A morte encefálica, ainda é pouco compreendida pela população, principalmente, os familiares que tem dificuldade em reconhecer que seu ente querido, que se encontra aparentemente vivo por apresentar batimentos cardíacos e temperatura corporal normal, esteja em óbito. O desconhecimento e/ou não aceitação de morte encefálica é compreensível, pois a maioria das pessoas entende que a morte é a ausência das funções respiratória e cardíaca (SILVA, 2009).

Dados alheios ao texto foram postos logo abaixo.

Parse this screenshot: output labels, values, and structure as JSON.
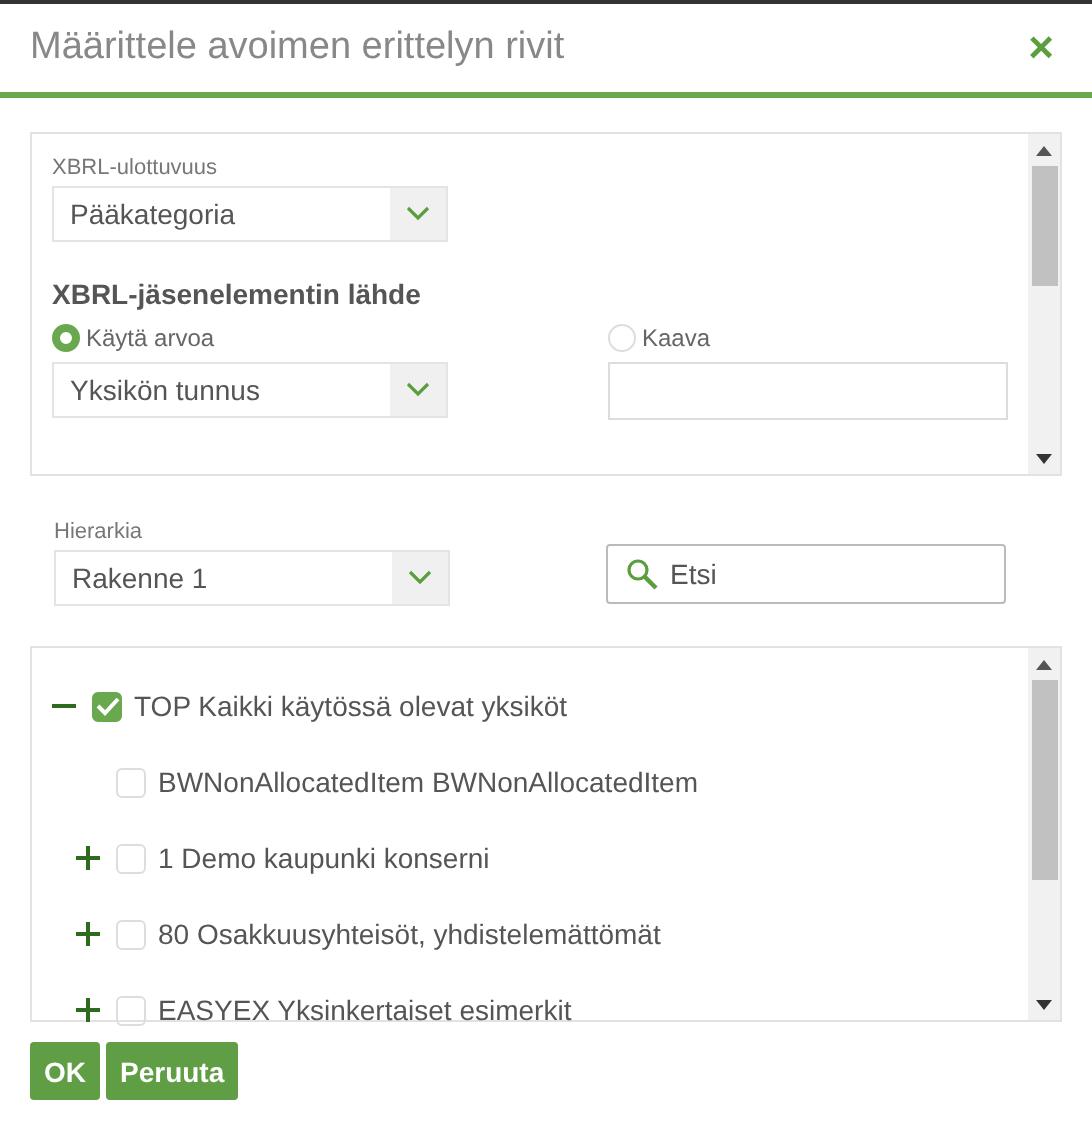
{
  "dialog": {
    "title": "Määrittele avoimen erittelyn rivit",
    "close": "×"
  },
  "source_panel": {
    "dimension_label": "XBRL-ulottuvuus",
    "dimension_value": "Pääkategoria",
    "section_title": "XBRL-jäsenelementin lähde",
    "options": [
      {
        "label": "Käytä arvoa",
        "selected": true,
        "kind": "select",
        "value": "Yksikön tunnus"
      },
      {
        "label": "Kaava",
        "selected": false,
        "kind": "text"
      }
    ]
  },
  "hierarchy": {
    "label": "Hierarkia",
    "value": "Rakenne 1"
  },
  "search": {
    "placeholder": "Etsi"
  },
  "tree": [
    {
      "label": "TOP Kaikki käytössä olevat yksiköt",
      "checked": true,
      "kind": "branch",
      "expanded": true,
      "children": [
        {
          "label": "BWNonAllocatedItem BWNonAllocatedItem",
          "checked": false,
          "kind": "leaf"
        },
        {
          "label": "1 Demo kaupunki konserni",
          "checked": false,
          "kind": "branch",
          "expanded": false
        },
        {
          "label": "80 Osakkuusyhteisöt, yhdistelemättömät",
          "checked": false,
          "kind": "branch",
          "expanded": false
        },
        {
          "label": "EASYEX Yksinkertaiset esimerkit",
          "checked": false,
          "kind": "branch",
          "expanded": false
        }
      ]
    }
  ],
  "buttons": [
    "OK",
    "Peruuta"
  ]
}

Assim, percebemos o dilema no enfrentamento da morte encefálica pelos familiares, o que interfere desfavoravelmente no processo de doação de órgãos e tecidos, pois de acordo com a Lei 10.211/2001 a autorização da retirada de tecidos, órgãos e partes do corpo de pessoas falecidas, para transplante, só poderá ser realizada mediante autorização de seus parentes ou cônjuge, firmada em documento subscrito (SILVA 2009; BRASIL, 2001). 
Cabe a equipe de saúde orientar e informar adequadamente os familiares sobre os conceitos da morte encefálica e os benefícios da realização da doação dos órgãos e tecidos. 

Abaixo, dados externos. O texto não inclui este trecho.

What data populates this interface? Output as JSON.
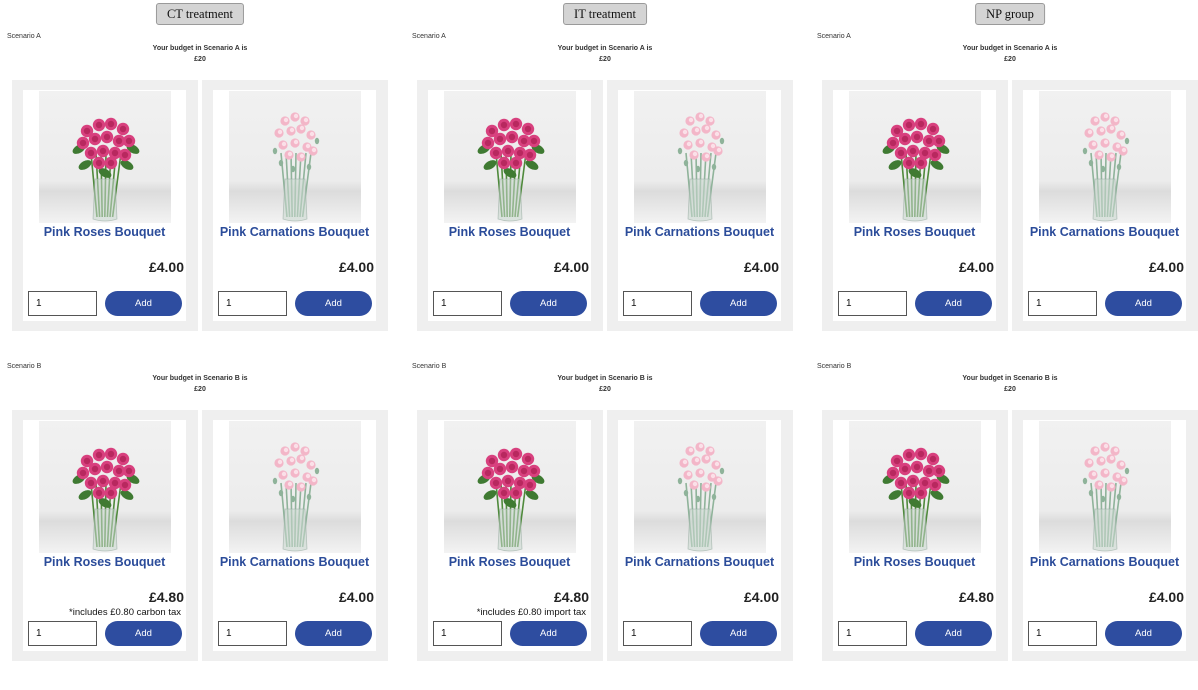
{
  "columns": [
    {
      "treatment_label": "CT treatment",
      "scenarios": [
        {
          "label": "Scenario A",
          "budget_line1": "Your budget in Scenario A is",
          "budget_line2": "£20",
          "products": [
            {
              "name": "Pink Roses Bouquet",
              "price": "£4.00",
              "note": "",
              "qty": "1",
              "add_label": "Add",
              "image": "pink-roses-bouquet-image"
            },
            {
              "name": "Pink Carnations Bouquet",
              "price": "£4.00",
              "note": "",
              "qty": "1",
              "add_label": "Add",
              "image": "pink-carnations-bouquet-image"
            }
          ]
        },
        {
          "label": "Scenario B",
          "budget_line1": "Your budget in Scenario B is",
          "budget_line2": "£20",
          "products": [
            {
              "name": "Pink Roses Bouquet",
              "price": "£4.80",
              "note": "*includes £0.80 carbon tax",
              "qty": "1",
              "add_label": "Add",
              "image": "pink-roses-bouquet-image"
            },
            {
              "name": "Pink Carnations Bouquet",
              "price": "£4.00",
              "note": "",
              "qty": "1",
              "add_label": "Add",
              "image": "pink-carnations-bouquet-image"
            }
          ]
        }
      ]
    },
    {
      "treatment_label": "IT treatment",
      "scenarios": [
        {
          "label": "Scenario A",
          "budget_line1": "Your budget in Scenario A is",
          "budget_line2": "£20",
          "products": [
            {
              "name": "Pink Roses Bouquet",
              "price": "£4.00",
              "note": "",
              "qty": "1",
              "add_label": "Add",
              "image": "pink-roses-bouquet-image"
            },
            {
              "name": "Pink Carnations Bouquet",
              "price": "£4.00",
              "note": "",
              "qty": "1",
              "add_label": "Add",
              "image": "pink-carnations-bouquet-image"
            }
          ]
        },
        {
          "label": "Scenario B",
          "budget_line1": "Your budget in Scenario B is",
          "budget_line2": "£20",
          "products": [
            {
              "name": "Pink Roses Bouquet",
              "price": "£4.80",
              "note": "*includes £0.80 import tax",
              "qty": "1",
              "add_label": "Add",
              "image": "pink-roses-bouquet-image"
            },
            {
              "name": "Pink Carnations Bouquet",
              "price": "£4.00",
              "note": "",
              "qty": "1",
              "add_label": "Add",
              "image": "pink-carnations-bouquet-image"
            }
          ]
        }
      ]
    },
    {
      "treatment_label": "NP group",
      "scenarios": [
        {
          "label": "Scenario A",
          "budget_line1": "Your budget in Scenario A is",
          "budget_line2": "£20",
          "products": [
            {
              "name": "Pink Roses Bouquet",
              "price": "£4.00",
              "note": "",
              "qty": "1",
              "add_label": "Add",
              "image": "pink-roses-bouquet-image"
            },
            {
              "name": "Pink Carnations Bouquet",
              "price": "£4.00",
              "note": "",
              "qty": "1",
              "add_label": "Add",
              "image": "pink-carnations-bouquet-image"
            }
          ]
        },
        {
          "label": "Scenario B",
          "budget_line1": "Your budget in Scenario B is",
          "budget_line2": "£20",
          "products": [
            {
              "name": "Pink Roses Bouquet",
              "price": "£4.80",
              "note": "",
              "qty": "1",
              "add_label": "Add",
              "image": "pink-roses-bouquet-image"
            },
            {
              "name": "Pink Carnations Bouquet",
              "price": "£4.00",
              "note": "",
              "qty": "1",
              "add_label": "Add",
              "image": "pink-carnations-bouquet-image"
            }
          ]
        }
      ]
    }
  ],
  "colors": {
    "product_name": "#2b4c9a",
    "add_button": "#2e4da0",
    "card_frame": "#efefef",
    "rose": "#d8407e",
    "carnation": "#f3b6c8",
    "stem": "#4f8a3c"
  }
}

Caro leitor, você percebe a complexidade da situação? Nessas situações o profissional deve cuidar tanto da família que perdeu um ente querido, como atuar em prol de possíveis receptores dos órgãos doados. Percebe o dilema ético encontrado nessa situação?
 Saber lidar com a morte, com o luto da família, e tomar decisões e agir correta e eticamente geram dilemas na atuação profissional.
Os dilemas éticos estão presentes nas situações de tomada de decisão ou realização de uma determinada ação. Não podemos deixar de pensar que as pessoas possuem valores morais, culturais e, assim não poderiam se separar deles no exercício de sua profissão.
Neste contexto, a enfermagem juntamente com a equipe multiprofissional, desempenha um papel muito importante, na captação de órgãos, atuando, principalmente, na identificação de doadores, manutenção hemodinâmica e na comunicação com os familiares do doador, sendo esta a mais importante de todos os seus atributos. De acordo com o Código de Ética dos Profissionais de Enfermagem, Art. 19 é dever desses profissionais respeitar o pudor, a privacidade e a intimidade do ser humano, em todo seu ciclo vital, inclusive nas situações de morte e pós-morte (SILVA e SILVA, 2009).
A partir da abordagem adequada e dialógico franco e direto, é que se consegue explicar todos os trâmites da doação e transplante de órgãos e tecidos aos familiares, bem como ressaltar a necessidade de prudência na tomada de decisão, a fim de que sejam respeitadas as vontades do parente que faleceu.
Mediante os avanços e mudanças no âmbito da doação e transplante de órgãos, os dilemas envolvidos e a legislação de enfermagem acerca desse tema, é imprescindível que nós profissionais estejamos atualizados para atuar com respeito, competência e ética, possibilitando assim o aumento de doações de órgãos e tecidos.